Every passage is equipped with a security device of one of two types. Security device of the first type checks if a person who walks through the passage has the pass of the certain color, and forbids movement if such pass is invalid. Security device of the second type never forbids movement, but the pass of the certain color becomes invalid after the person walks through.

In the beginning you are located in the room s and have all the passes. For every s from 0 to (n−1) find how many rooms you can walk through in the direction of the room n.

Input
The first line contains an integer n (1≤n≤500000) — the number of passages.

The second line contains n integers ai (1≤|ai|≤n). The number |ai| is a color of the pass which the i-th passage works with. If ai>0, the i-th passage is the first type passage, and if ai<0 — the second type.

Output
Output n integers: answers for every s from 0 to (n−1).

Examples
inputCopy
6
1 -1 -1 1 -1 1
outputCopy
3 2 1 2 1 1
inputCopy
7
2 -1 -2 -3 1 3 2
outputCopy
4 3 3 2 3 2 1

題目大意：

	面前有n+1個房間，n個門，門有兩種：正數門需要你擁有對應數字的鑰匙才能通過，負數門隨便通過，但是會奪走對應數字的鑰匙。問分別在0到n-1作爲起點，各自走的最遠距離。

這是一個區間問題，我的原始想法非常暴力，用used存鑰匙的情況，然後從開始遍歷，遇到正數，ans[time]=ans[time-1]，遇到負數就往後查。

這種無腦往後面推進的做法直接導致了我的代碼的長度，複雜度都上升了，雖然做法得證是正確的，但是因爲過於複雜難以糾錯，在17th個test就卡住了。

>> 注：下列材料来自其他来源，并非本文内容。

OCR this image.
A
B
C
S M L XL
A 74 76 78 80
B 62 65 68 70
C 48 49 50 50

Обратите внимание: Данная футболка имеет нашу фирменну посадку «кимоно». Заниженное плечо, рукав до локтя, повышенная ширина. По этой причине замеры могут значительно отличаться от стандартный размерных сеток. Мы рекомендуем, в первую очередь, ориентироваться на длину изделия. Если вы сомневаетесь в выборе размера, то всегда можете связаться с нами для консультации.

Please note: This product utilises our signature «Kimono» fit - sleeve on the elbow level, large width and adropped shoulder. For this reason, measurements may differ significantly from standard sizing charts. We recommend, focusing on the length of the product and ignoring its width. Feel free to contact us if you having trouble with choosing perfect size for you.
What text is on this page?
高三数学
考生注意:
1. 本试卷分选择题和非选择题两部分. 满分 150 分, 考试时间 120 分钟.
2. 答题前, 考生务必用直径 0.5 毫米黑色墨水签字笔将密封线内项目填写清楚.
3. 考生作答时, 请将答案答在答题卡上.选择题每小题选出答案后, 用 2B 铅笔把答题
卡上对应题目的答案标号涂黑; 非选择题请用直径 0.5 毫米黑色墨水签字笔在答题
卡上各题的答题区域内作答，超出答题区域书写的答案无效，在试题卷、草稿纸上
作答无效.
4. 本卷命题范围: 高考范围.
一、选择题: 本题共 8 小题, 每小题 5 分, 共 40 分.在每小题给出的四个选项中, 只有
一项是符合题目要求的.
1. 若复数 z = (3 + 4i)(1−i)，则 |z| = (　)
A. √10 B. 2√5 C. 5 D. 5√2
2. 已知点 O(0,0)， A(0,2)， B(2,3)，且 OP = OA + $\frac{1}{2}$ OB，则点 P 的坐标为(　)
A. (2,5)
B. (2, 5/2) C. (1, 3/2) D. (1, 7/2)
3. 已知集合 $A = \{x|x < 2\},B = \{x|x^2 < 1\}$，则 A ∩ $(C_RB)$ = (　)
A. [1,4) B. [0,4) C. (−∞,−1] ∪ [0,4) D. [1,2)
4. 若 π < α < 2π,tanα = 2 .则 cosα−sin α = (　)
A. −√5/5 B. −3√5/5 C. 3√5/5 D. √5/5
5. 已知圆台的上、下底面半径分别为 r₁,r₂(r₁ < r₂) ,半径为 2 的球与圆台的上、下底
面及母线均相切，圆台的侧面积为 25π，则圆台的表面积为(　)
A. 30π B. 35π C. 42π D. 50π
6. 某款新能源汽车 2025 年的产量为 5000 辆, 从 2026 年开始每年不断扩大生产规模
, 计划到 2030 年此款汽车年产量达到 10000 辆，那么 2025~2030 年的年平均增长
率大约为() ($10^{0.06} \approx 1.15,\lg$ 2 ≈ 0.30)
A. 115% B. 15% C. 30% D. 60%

然後看了一下別人的代碼發現別人是從反向遍歷的，而且沒有用到used數組，而是使用了一一對應的位置數組：

遇到正數就更新first[a[time]]=time;
遇到負數就查if(first[-a[time]]!=0)right=min(right,first[-a[time]]);

用right表示最遠可達的位置，每次遇到負數，而且他的first數組的數字是一個非零數，就更新right的數值。

最後因爲right是最遠可達位置，我們每次反向遍歷中就可以讓ans[time]=right-time;

重點在於保證了right切切實實是最遠可達的位置。

const int MAXN=5e5+10;
int a[MAXN],first[MAXN],ans[MAXN];
int main()
{
	int n;
	cin>>n;
	int right=n;
	for(int time=0;time<n;time++)cin>>a[time];
	for(int time=n-1;time>=0;time--)
	{
		if(a[time]>0)first[a[time]]=time;
		else
		{
			if(first[-a[time]]!=0)right=min(right,first[-a[time]]);
		}
		ans[time]=right-time;
	}
	for(int time=0;time<n;time++)cout<<ans[time]<<' ';
	cout<<endl;
	return 0;
}